For healthcare app developers operating in the US, compliance with HIPAA is mandatory. But HIPAA compliance is crucial for other reasons as well. Hospitals need to know that every new app they use is fully compliant, to maintain the hospital’s own compliance status, and to protect patient data across the care continuum. For health app investors, full compliance with HIPAA is a specific criterion to be achieved, but it’s also more than that. Investors need to know that data privacy and security are built into an app from the start of the development cycle, and aren’t just an afterthought. In short, good data governance reflects positively on an app and its developer, and can get your app funded and launched faster.
Using Compliant Vendors Does NOT Make Your App HIPAA Compliant
Simply buying some servers, firewalls, storage devices and network cabling does not magically create a working network. To create a functioning network, components have to be assembled, connected, configured and tested. Of course, each component of a network is expected to be compliant with various standards, such as those from IEEE and Underwriters Laboratories. But not until all components are intelligently orchestrated is a working network created.
In this context, full HIPAA compliance resembles a functional network. Each of the separate components required for compliance (such as a vendor) must be compliant with HIPAA on its own. But not until the developer has assembled and intelligently configured those components does an actual state of HIPAA compliance exist. Simply using HIPAA-compliant vendors like AWS does not automatically make an app or a developer HIPAA compliant. There are processes, procedures, and documents outside of what most vendors do that must be developed, configured and tested to reach HIPAA compliance. Hospitals and investors understand this. As a developer, you should too.

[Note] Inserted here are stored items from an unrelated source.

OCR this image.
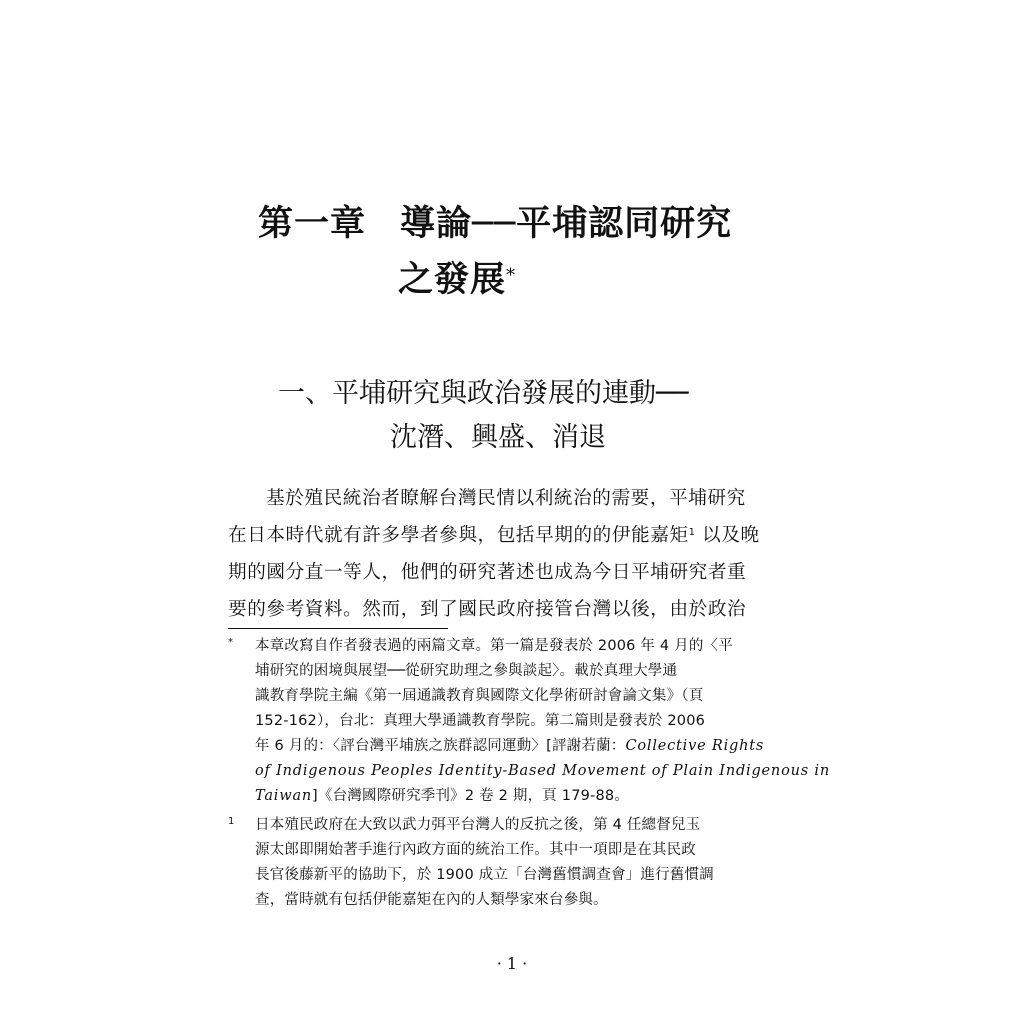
第一章 導論──平埔認同研究
之發展*
一、平埔研究與政治發展的連動──
沈潛、興盛、消退
基於殖民統治者瞭解台灣民情以利統治的需要，平埔研究
在日本時代就有許多學者參與，包括早期的的伊能嘉矩$^1$ 以及晚
期的國分直一等人，他們的研究著述也成為今日平埔研究者重
要的參考資料。然而，到了國民政府接管台灣以後，由於政治
* 本章改寫自作者發表過的兩篇文章。第一篇是發表於 2006 年 4 月的〈平
埔研究的困境與展望──從研究助理之參與談起〉。載於真理大學通
識教育學院主編《第一屆通識教育與國際文化學術研討會論文集》（頁
152-162），台北：真理大學通識教育學院。第二篇則是發表於 2006
年 6 月的：〈評台灣平埔族之族群認同運動〉[評謝若蘭：Collective Rights
of Indigenous Peoples Identity-Based Movement of Plain Indigenous in
Taiwan]《台灣國際研究季刊》2 卷 2 期，頁 179-88。
1 日本殖民政府在大致以武力弭平台灣人的反抗之後，第 4 任總督兒玉
源太郎即開始著手進行內政方面的統治工作。其中一項即是在其民政
長官後藤新平的協助下，於 1900 成立「台灣舊慣調查會」進行舊慣調
查，當時就有包括伊能嘉矩在內的人類學家來台參與。
· 1 ·
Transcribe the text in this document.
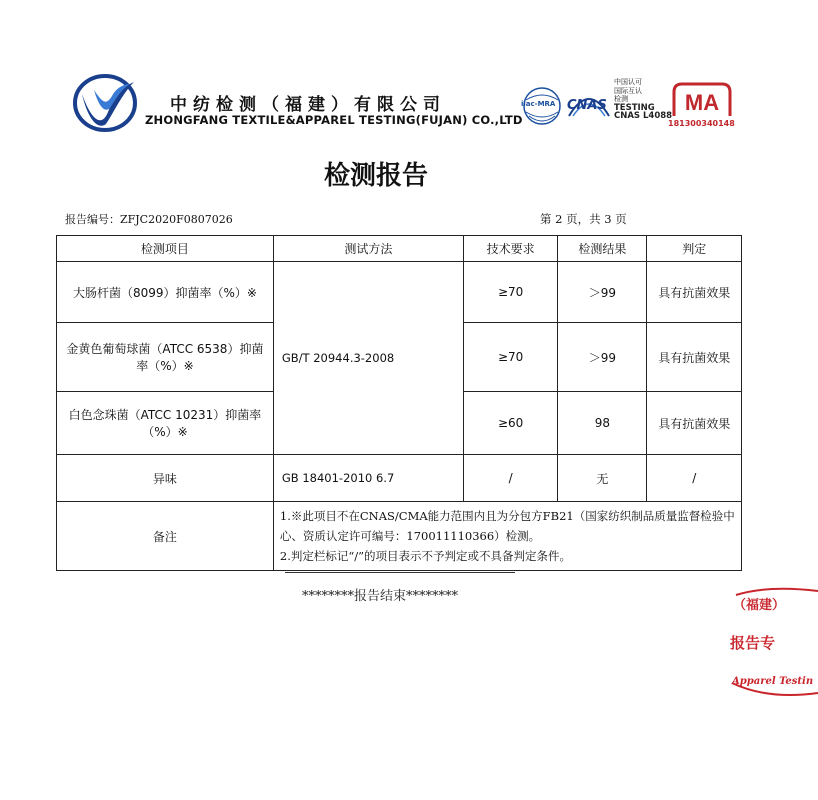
中纺检测（福建）有限公司
ZHONGFANG TEXTILE&APPAREL TESTING(FUJAN) CO.,LTD
ilac-MRA CNAS
中国认可
国际互认
检测
TESTING
CNAS L4088
MA
181300340148
检测报告
报告编号：ZFJC2020F0807026	第 2 页，共 3 页
检测项目	测试方法	技术要求	检测结果	判定
大肠杆菌（8099）抑菌率（%）※	GB/T 20944.3-2008	≥70	＞99	具有抗菌效果
金黄色葡萄球菌（ATCC 6538）抑菌率（%）※		≥70	＞99	具有抗菌效果
白色念珠菌（ATCC 10231）抑菌率（%）※		≥60	98	具有抗菌效果
异味	GB 18401-2010 6.7	/	无	/
备注	1.※此项目不在CNAS/CMA能力范围内且为分包方FB21（国家纺织制品质量监督检验中心、资质认定许可编号：170011110366）检测。
2.判定栏标记“/”的项目表示不予判定或不具备判定条件。			
********报告结束********
（福建）
报告专
Apparel Testin
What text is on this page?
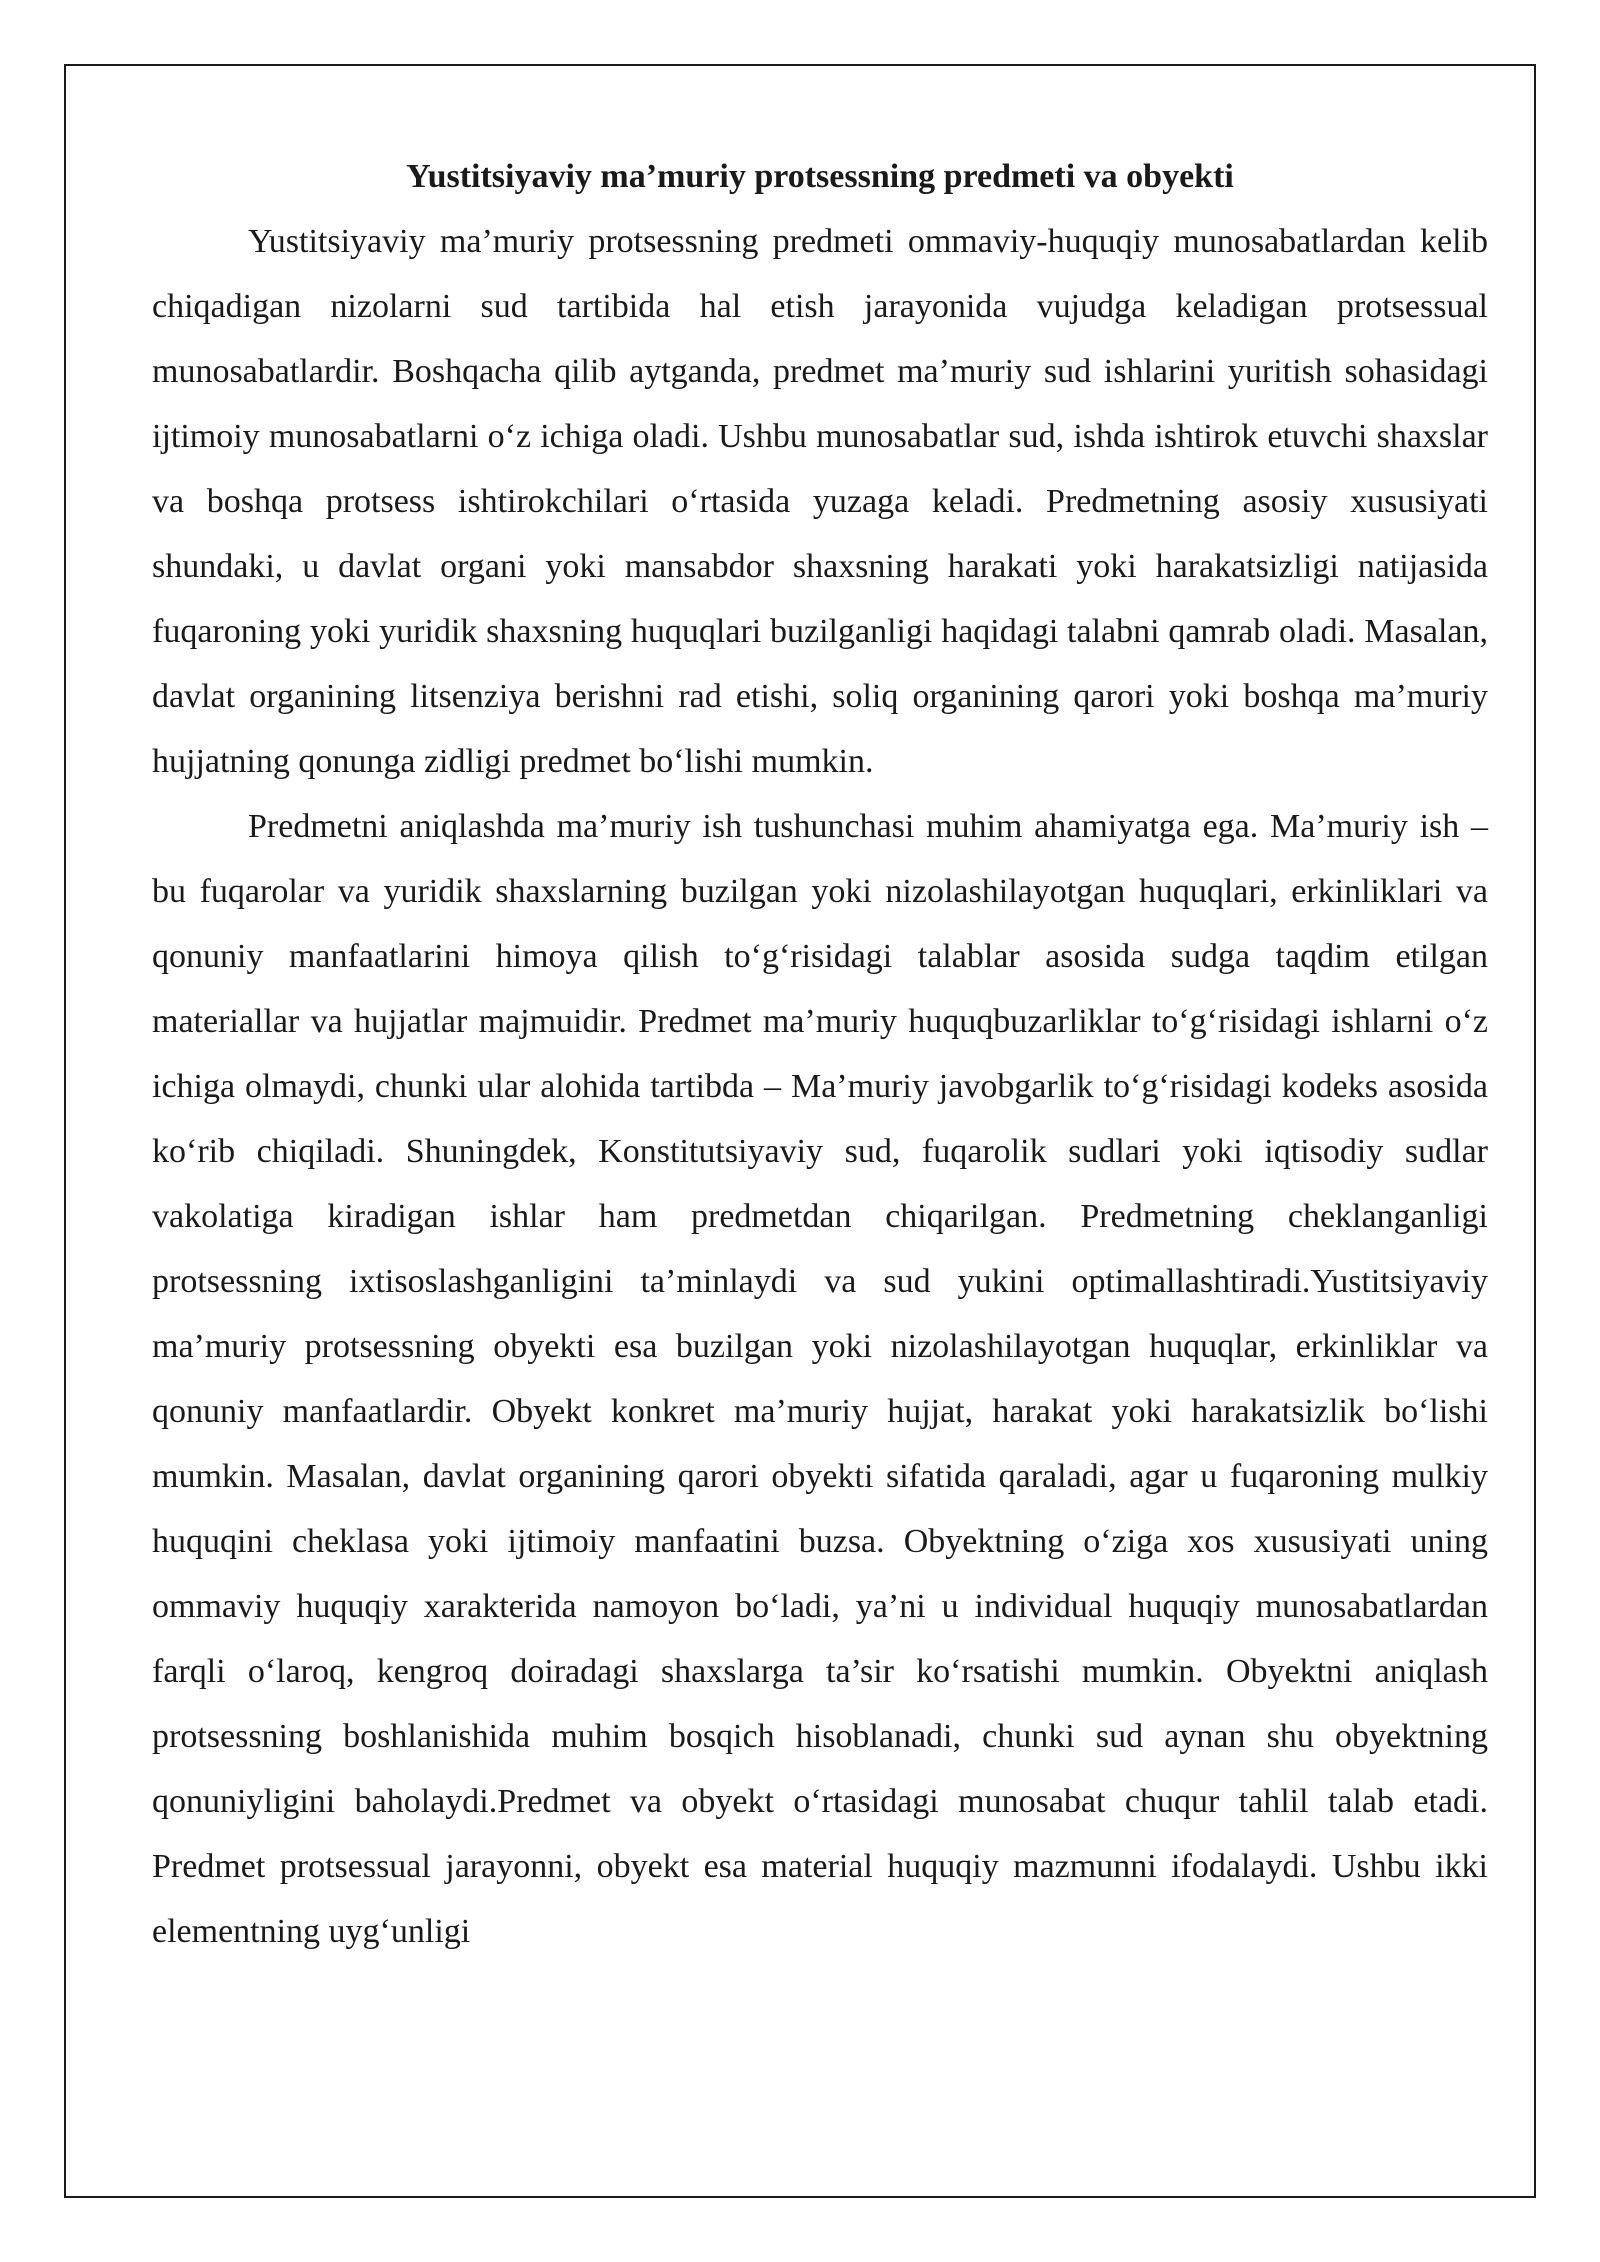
Yustitsiyaviy ma’muriy protsessning predmeti va obyekti

Yustitsiyaviy ma’muriy protsessning predmeti ommaviy-huquqiy munosabatlardan kelib chiqadigan nizolarni sud tartibida hal etish jarayonida vujudga keladigan protsessual munosabatlardir. Boshqacha qilib aytganda, predmet ma’muriy sud ishlarini yuritish sohasidagi ijtimoiy munosabatlarni o‘z ichiga oladi. Ushbu munosabatlar sud, ishda ishtirok etuvchi shaxslar va boshqa protsess ishtirokchilari o‘rtasida yuzaga keladi. Predmetning asosiy xususiyati shundaki, u davlat organi yoki mansabdor shaxsning harakati yoki harakatsizligi natijasida fuqaroning yoki yuridik shaxsning huquqlari buzilganligi haqidagi talabni qamrab oladi. Masalan, davlat organining litsenziya berishni rad etishi, soliq organining qarori yoki boshqa ma’muriy hujjatning qonunga zidligi predmet bo‘lishi mumkin.

Predmetni aniqlashda ma’muriy ish tushunchasi muhim ahamiyatga ega. Ma’muriy ish – bu fuqarolar va yuridik shaxslarning buzilgan yoki nizolashilayotgan huquqlari, erkinliklari va qonuniy manfaatlarini himoya qilish to‘g‘risidagi talablar asosida sudga taqdim etilgan materiallar va hujjatlar majmuidir. Predmet ma’muriy huquqbuzarliklar to‘g‘risidagi ishlarni o‘z ichiga olmaydi, chunki ular alohida tartibda – Ma’muriy javobgarlik to‘g‘risidagi kodeks asosida ko‘rib chiqiladi. Shuningdek, Konstitutsiyaviy sud, fuqarolik sudlari yoki iqtisodiy sudlar vakolatiga kiradigan ishlar ham predmetdan chiqarilgan. Predmetning cheklanganligi protsessning ixtisoslashganligini ta’minlaydi va sud yukini optimallashtiradi.Yustitsiyaviy ma’muriy protsessning obyekti esa buzilgan yoki nizolashilayotgan huquqlar, erkinliklar va qonuniy manfaatlardir. Obyekt konkret ma’muriy hujjat, harakat yoki harakatsizlik bo‘lishi mumkin. Masalan, davlat organining qarori obyekti sifatida qaraladi, agar u fuqaroning mulkiy huquqini cheklasa yoki ijtimoiy manfaatini buzsa. Obyektning o‘ziga xos xususiyati uning ommaviy huquqiy xarakterida namoyon bo‘ladi, ya’ni u individual huquqiy munosabatlardan farqli o‘laroq, kengroq doiradagi shaxslarga ta’sir ko‘rsatishi mumkin. Obyektni aniqlash protsessning boshlanishida muhim bosqich hisoblanadi, chunki sud aynan shu obyektning qonuniyligini baholaydi.Predmet va obyekt o‘rtasidagi munosabat chuqur tahlil talab etadi. Predmet protsessual jarayonni, obyekt esa material huquqiy mazmunni ifodalaydi. Ushbu ikki elementning uyg‘unligi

Compliance for the App — Compliance for the Developer
A serious misconception in the developer community is thinking that compliance applies only to the app and not to the developer. Nothing could be further from the truth. In fact, HIPAA Regulations recognize that it is the business and people behind a given entity, whether an app or a hospital, that must achieve full compliance. An app, like a hospital campus, is merely the visible portion of the entity; but the entire entity must become HIPAA compliant or there is no compliance at all. A hospital cannot claim full HIPAA compliance if only its buildings are compliant, but not their entire operation. Similarly, app developers are not HIPAA compliant if only their deliverables are compliant, and not their entire business operation.
HIPAA law assumes a certain gravity and intrinsic value to personal health data which demands it be protected by those entrusted with it. HIPAA’s protections are physical, technical and administrative in nature, and they apply to an entire business, top to bottom, not just to its products.
A healthcare app can be made HIPAA-ready on a purely technical level by using data encryption, secure storage, unique user IDs and strong authentication, among other things. But if the developer — the company — behind the app is not fully HIPAA compliant as a business entity, there is no state of HIPAA compliance. In such cases, hospitals or investors will likely look elsewhere until full compliance is achieved for the app and the business behind it. By then it may be too late and windows of opportunity may have closed.
Using HIPAA Compliant Vendors Helps, But Full HIPAA Compliance Requires More
Like our network example earlier, developers should use HIPAA compliant vendors for infrastructure and services whenever possible, but those vendors, while compliant themselves, are only a portion of what full HIPAA compliance requires. And the very same compliance duties apply to app developers as to hospitals, though they’re likely to be scaled and implemented differently.
Every vendor and developer touching personal health data has to comply with all of HIPAA’s requirements. But most vendor’s internal compliance efforts don’t flow ‘downstream’ and directly benefit their customers’ compliance work. Fortunately, things have begun to change.
There are a few HIPAA compliant vendors who are assisting with various aspects of developers’ HIPAA compliance duties. From curated HIPAA policies and expert advice, to compliant systems and processes, a handful of vendors are finally offering meaningful compliance help to developers, fully integrated with their service platforms. Simplifying and speeding the compliance process provides a strong competitive advantage for developers.
With vendors who don’t offer integrated compliance services, developers must get compliance help elsewhere, or risk being out of compliance and out of luck.
Any Vendor Not Facilitating Your HIPAA Compliance Is Holding You Back
Success today is largely measured by time-to-market. And since compliance is mandatory for apps with personal health data, developers must find the shortest path to full compliance to help minimize their time-to-market. While HIPAA may be challenging, full compliance greatly increases the odds of funding and finding acceptance in the clinical marketplace. A small number of platform vendors know HIPAA well and assist developers with compliance in varying degrees. If your vendors aren’t actively helping facilitate your HIPAA compliance — for your app and your business — they’re not saving you time and effort. They’re holding you back.